There is a lot to demagogue and more than a little room for serious debate. US Catholic Bishops have already weighed in with letters to congressional leaders arguing for fewer cuts in welfare programs to be paid for with higher taxes and more cuts in defense spending. That's a reasonable argument but defense spending will be cut in any case, deeply. Do we want to mothball the Navy? This is still a dangerous world and, despite our numerous wars, pax-Americana has been a very real factor in global stability since WWII. And surely this is no time to be raising taxes. Ernst & Young estimate President Obamas proposal to have the wealthy pay their fair share will cost about 700,000 jobs. That may or may not be a good estimate but I can't believe tax increases will stimulate growth.
Jim Wallis on his God's Politics blog calls the Republican budget immoral, paying for tax cuts for the wealthy by slashing benefits for the poor. That sounds more like Harry Reid's politics to me. Democrats wasted no time going after Ryan in a big way but I'm not sure that's such a good idea. They really don't want to talk about the economy. They may just be shifting the discussion back to that, giving Republicans a renewed opportunity to remind people of all these trillion dollar deficits, 8%+ unemployment, sluggish growth projections as far as the eye can see, and what to do about them. With no budget of his own President Obama might much rather have his surrogates accusing Governor Romney of not paying taxes, and of killing cancer patients.

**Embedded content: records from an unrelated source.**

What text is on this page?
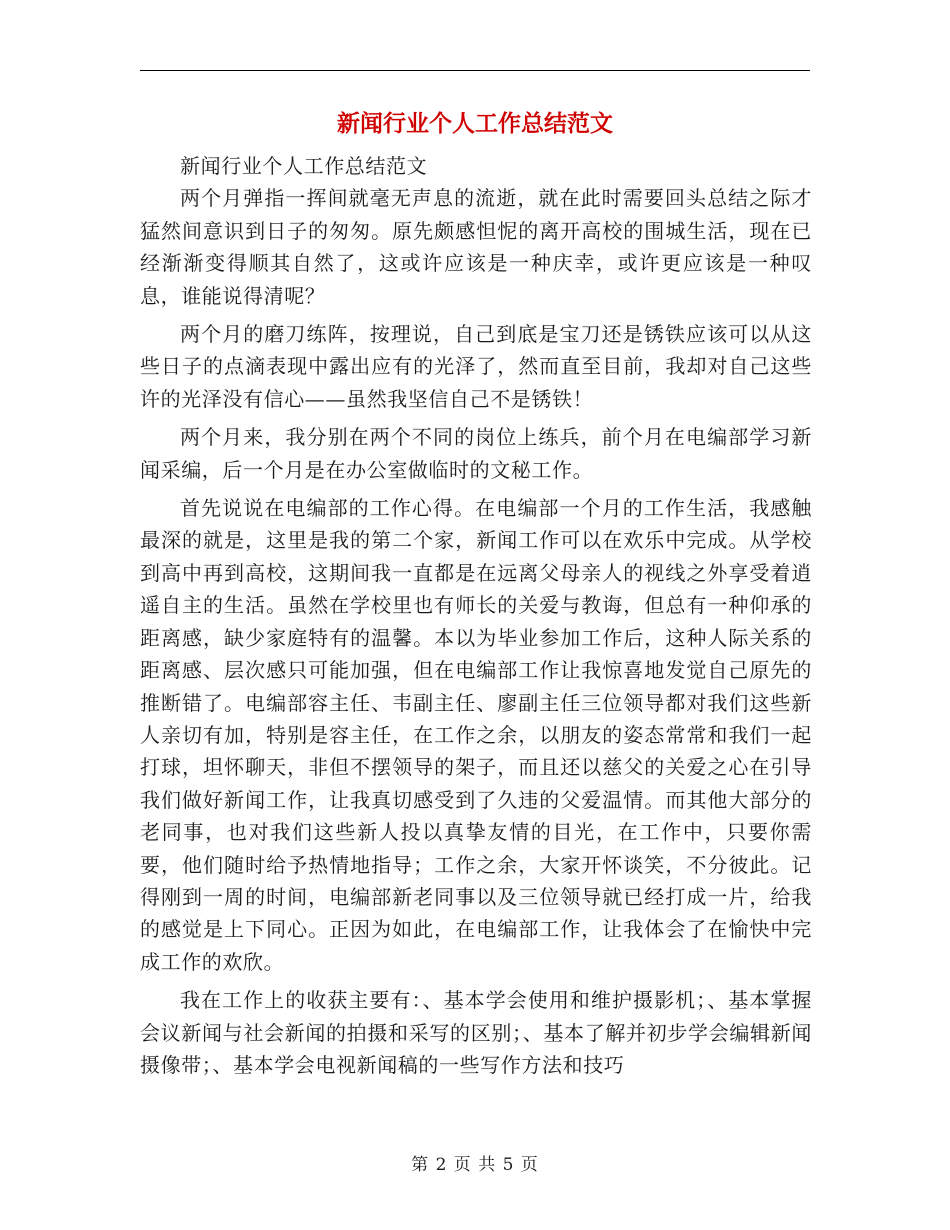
新闻行业个人工作总结范文

新闻行业个人工作总结范文

两个月弹指一挥间就毫无声息的流逝，就在此时需要回头总结之际才猛然间意识到日子的匆匆。原先颇感怛怩的离开高校的围城生活，现在已经渐渐变得顺其自然了，这或许应该是一种庆幸，或许更应该是一种叹息，谁能说得清呢？

两个月的磨刀练阵，按理说，自己到底是宝刀还是锈铁应该可以从这些日子的点滴表现中露出应有的光泽了，然而直至目前，我却对自己这些许的光泽没有信心——虽然我坚信自己不是锈铁！

两个月来，我分别在两个不同的岗位上练兵，前个月在电编部学习新闻采编，后一个月是在办公室做临时的文秘工作。

首先说说在电编部的工作心得。在电编部一个月的工作生活，我感触最深的就是，这里是我的第二个家，新闻工作可以在欢乐中完成。从学校到高中再到高校，这期间我一直都是在远离父母亲人的视线之外享受着逍遥自主的生活。虽然在学校里也有师长的关爱与教诲，但总有一种仰承的距离感，缺少家庭特有的温馨。本以为毕业参加工作后，这种人际关系的距离感、层次感只可能加强，但在电编部工作让我惊喜地发觉自己原先的推断错了。电编部容主任、韦副主任、廖副主任三位领导都对我们这些新人亲切有加，特别是容主任，在工作之余，以朋友的姿态常常和我们一起打球，坦怀聊天，非但不摆领导的架子，而且还以慈父的关爱之心在引导我们做好新闻工作，让我真切感受到了久违的父爱温情。而其他大部分的老同事，也对我们这些新人投以真挚友情的目光，在工作中，只要你需要，他们随时给予热情地指导；工作之余，大家开怀谈笑，不分彼此。记得刚到一周的时间，电编部新老同事以及三位领导就已经打成一片，给我的感觉是上下同心。正因为如此，在电编部工作，让我体会了在愉快中完成工作的欢欣。

我在工作上的收获主要有：、基本学会使用和维护摄影机；、基本掌握会议新闻与社会新闻的拍摄和采写的区别；、基本了解并初步学会编辑新闻摄像带；、基本学会电视新闻稿的一些写作方法和技巧

第 2 页 共 5 页
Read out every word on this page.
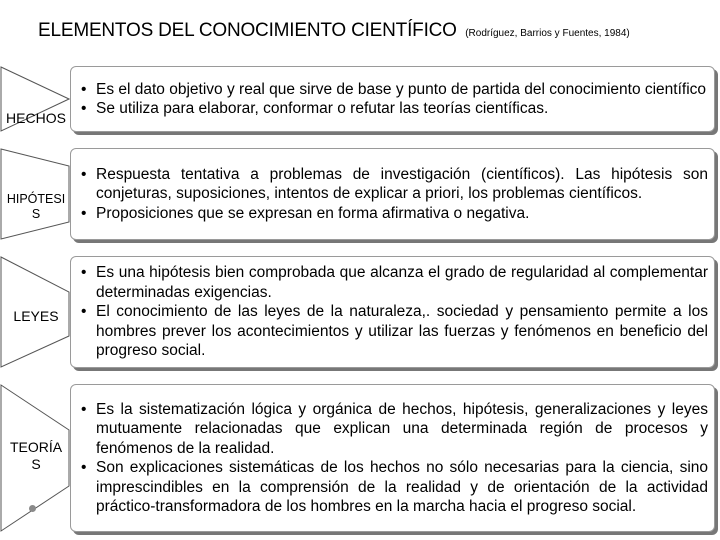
ELEMENTOS DEL CONOCIMIENTO CIENTÍFICO (Rodríguez, Barrios y Fuentes, 1984)
HECHOS
• Es el dato objetivo y real que sirve de base y punto de partida del conocimiento científico
• Se utiliza para elaborar, conformar o refutar las teorías científicas.
HIPÓTESI S
• Respuesta tentativa a problemas de investigación (científicos). Las hipótesis son conjeturas, suposiciones, intentos de explicar a priori, los problemas científicos.
• Proposiciones que se expresan en forma afirmativa o negativa.
LEYES
• Es una hipótesis bien comprobada que alcanza el grado de regularidad al complementar determinadas exigencias.
• El conocimiento de las leyes de la naturaleza,. sociedad y pensamiento permite a los hombres prever los acontecimientos y utilizar las fuerzas y fenómenos en beneficio del progreso social.
TEORÍA S
• Es la sistematización lógica y orgánica de hechos, hipótesis, generalizaciones y leyes mutuamente relacionadas que explican una determinada región de procesos y fenómenos de la realidad.
• Son explicaciones sistemáticas de los hechos no sólo necesarias para la ciencia, sino imprescindibles en la comprensión de la realidad y de orientación de la actividad práctico-transformadora de los hombres en la marcha hacia el progreso social.
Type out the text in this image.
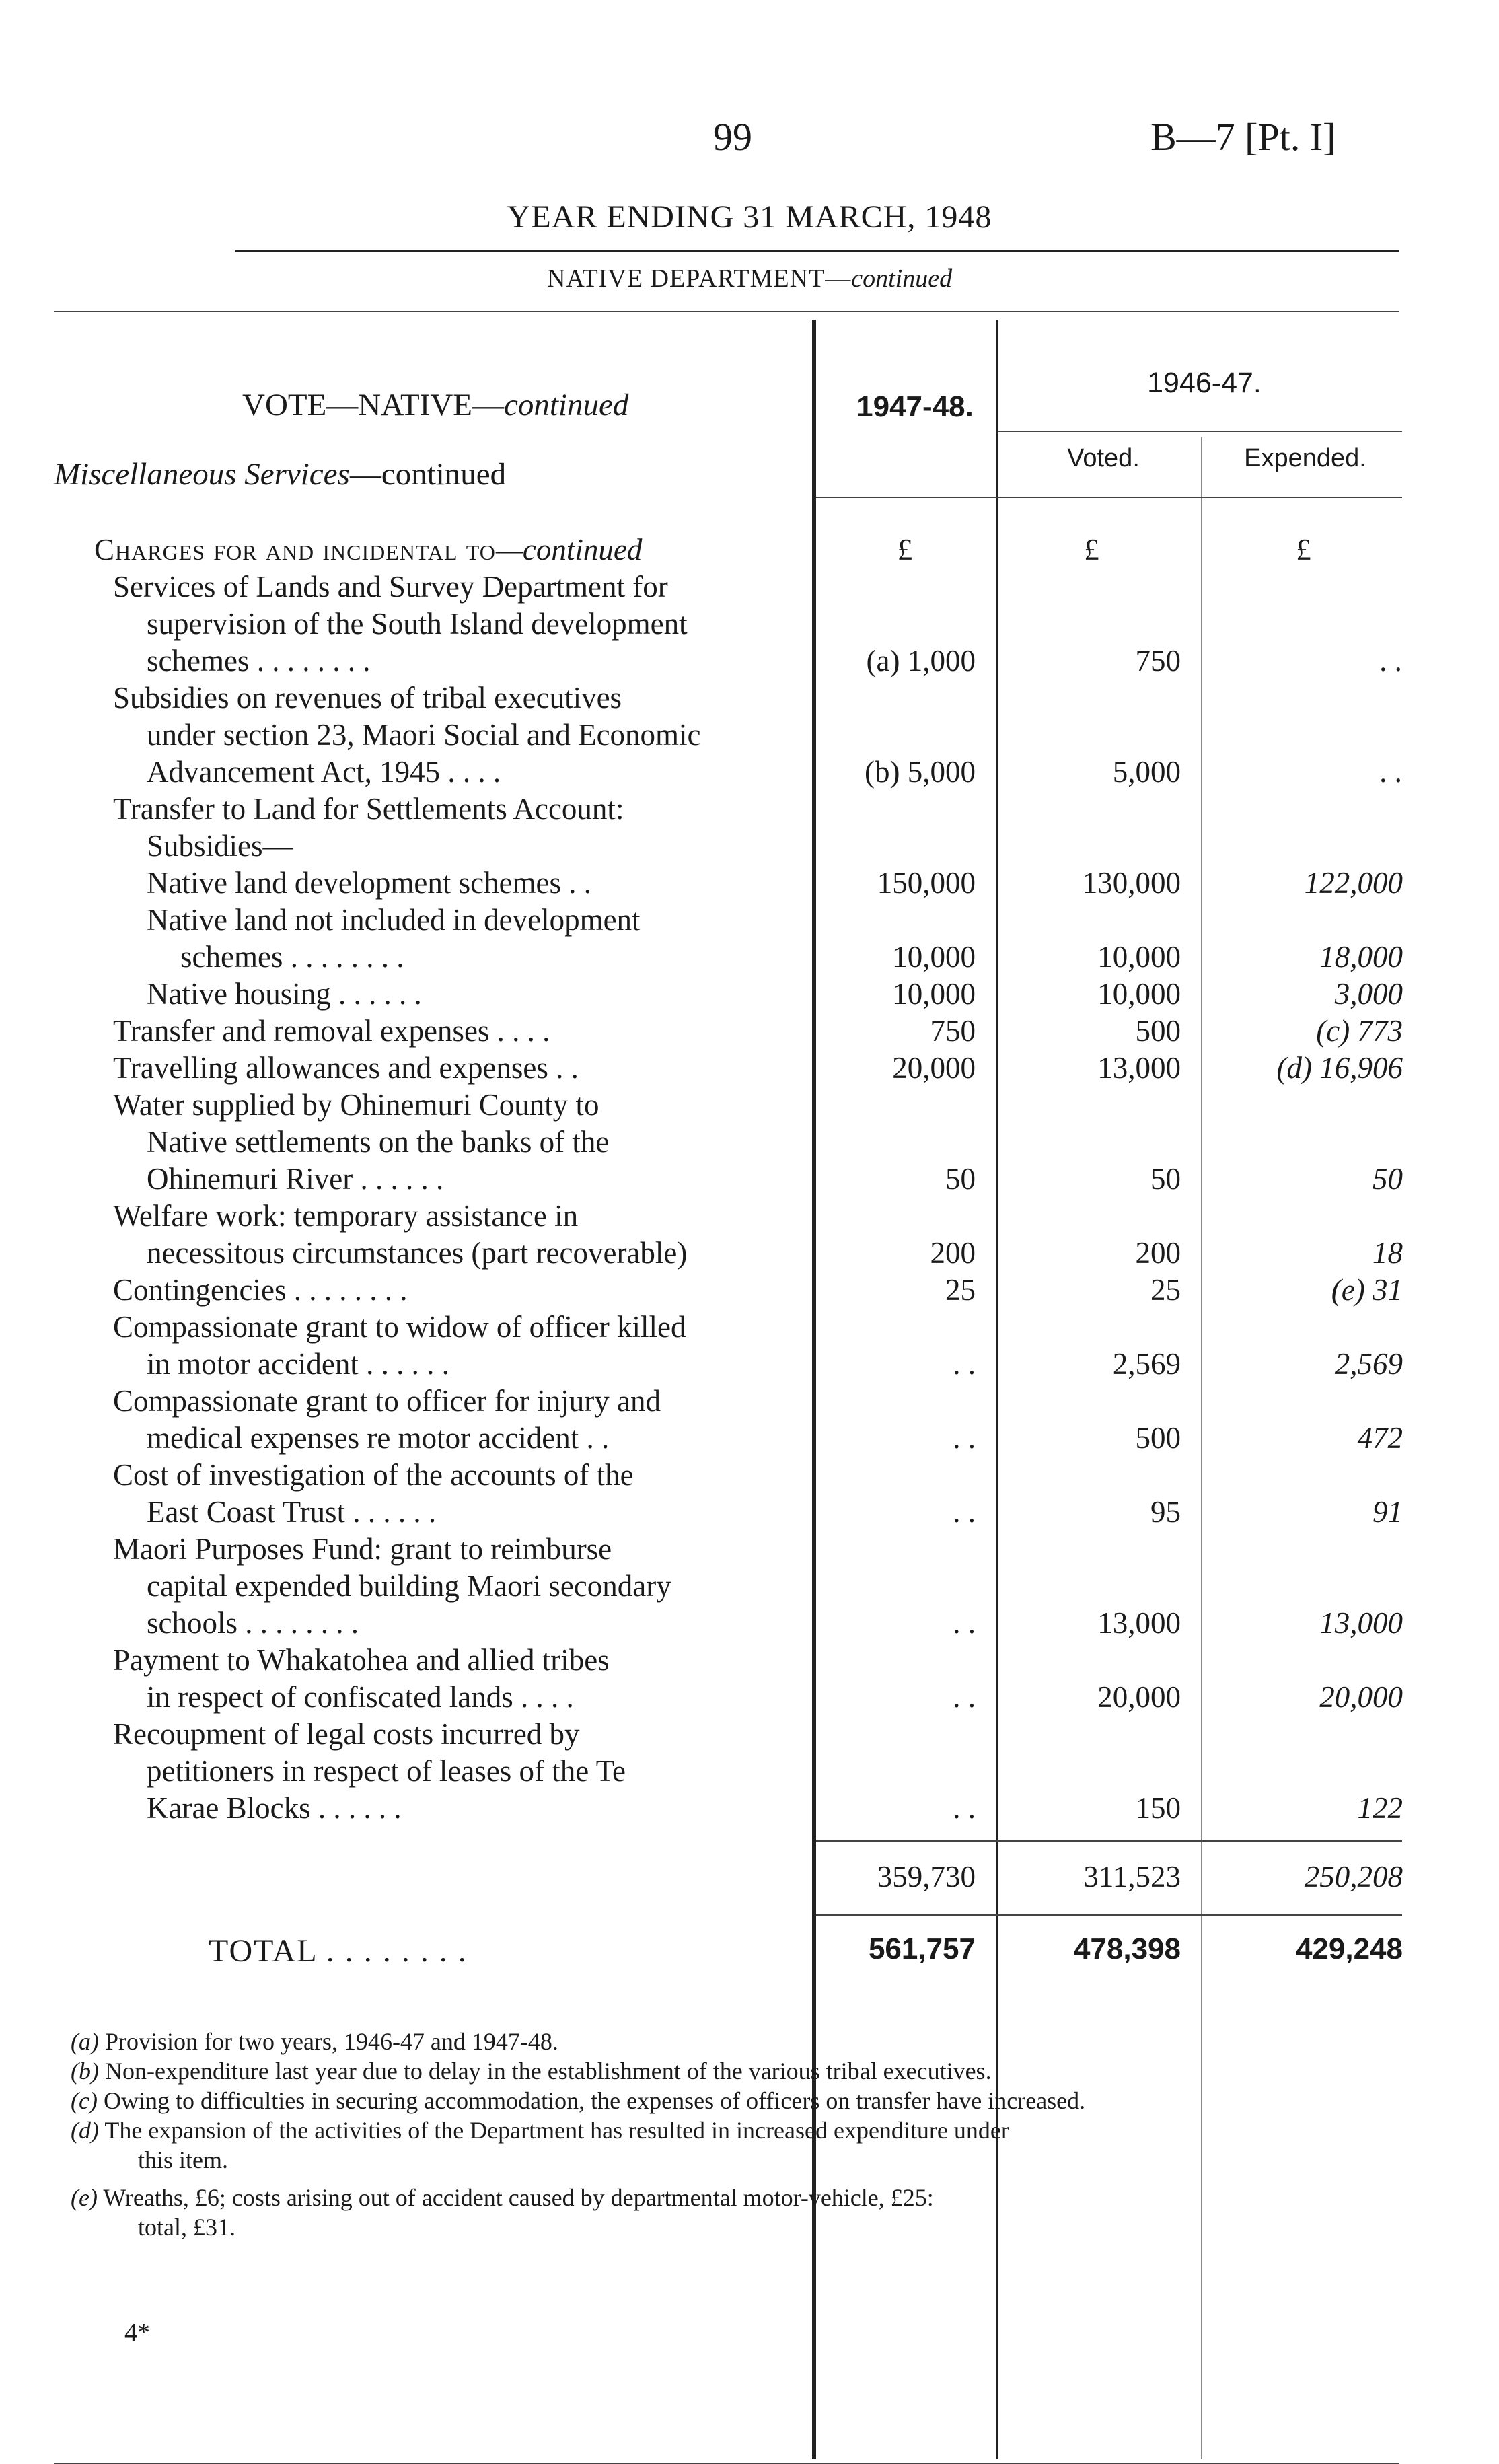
99	B—7 [Pt. I]
YEAR ENDING 31 MARCH, 1948
NATIVE DEPARTMENT—continued
VOTE—NATIVE—continued
Miscellaneous Services—continued
1947-48.
1946-47.
Voted.	Expended.
Charges for and incidental to—continued	£	£	£
Services of Lands and Survey Department for
supervision of the South Island development
schemes . . . . . . . .	(a) 1,000	750	. .
Subsidies on revenues of tribal executives
under section 23, Maori Social and Economic
Advancement Act, 1945 . . . .	(b) 5,000	5,000	. .
Transfer to Land for Settlements Account:
Subsidies—
Native land development schemes . .	150,000	130,000	122,000
Native land not included in development
schemes . . . . . . . .	10,000	10,000	18,000
Native housing . . . . . .	10,000	10,000	3,000
Transfer and removal expenses . . . .	750	500	(c) 773
Travelling allowances and expenses . .	20,000	13,000	(d) 16,906
Water supplied by Ohinemuri County to
Native settlements on the banks of the
Ohinemuri River . . . . . .	50	50	50
Welfare work: temporary assistance in
necessitous circumstances (part recoverable)	200	200	18
Contingencies . . . . . . . .	25	25	(e) 31
Compassionate grant to widow of officer killed
in motor accident . . . . . .	. .	2,569	2,569
Compassionate grant to officer for injury and
medical expenses re motor accident . .	. .	500	472
Cost of investigation of the accounts of the
East Coast Trust . . . . . .	. .	95	91
Maori Purposes Fund: grant to reimburse
capital expended building Maori secondary
schools . . . . . . . .	. .	13,000	13,000
Payment to Whakatohea and allied tribes
in respect of confiscated lands . . . .	. .	20,000	20,000
Recoupment of legal costs incurred by
petitioners in respect of leases of the Te
Karae Blocks . . . . . .	. .	150	122
359,730	311,523	250,208
TOTAL . . . . . . . .	561,757	478,398	429,248
(a) Provision for two years, 1946-47 and 1947-48.
(b) Non-expenditure last year due to delay in the establishment of the various tribal executives.
(c) Owing to difficulties in securing accommodation, the expenses of officers on transfer have increased.
(d) The expansion of the activities of the Department has resulted in increased expenditure under
this item.
(e) Wreaths, £6; costs arising out of accident caused by departmental motor-vehicle, £25:
total, £31.
4*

I'd be happy to see the conversation change. I sympathize with the Bishops in their concern for the poor, though not so much with Jim Wallis. Poverty in this country is real and it has gone up, though it can be hard to measure. Some of it is chronic. A lot of people are poor through no fault of their own and even if it is their fault nobody wants to see drug addicts dying under bridges. I don't like cutting anti-poverty programs but I really don't think Mr. Ryan is proposing to introduce the sort of grinding desperation represented by the World Bank standard of subsistence on less than $1.25 per day. We'll still have subsidized housing and food stamps.
What most of our poor really need is a job. Both candidates say they are all about getting the economy moving again and creating said jobs. We now have a plan on the table. I hope we can talk about it in a serious way. I don't hold out much hope for that from the mainstream media, and less from the blogosphere. What I see, hear, and read in the MSM is mostly political gamesmanship, who scored points today. The blogs are worse. They are almost entirely consumed with Wallis style demagoguery.
The think tanks can be useful. Some of them even try to be non-partisan. It would be helpful if the president had a competing plan. The presidential debates should be interesting. We certainly have something to talk about.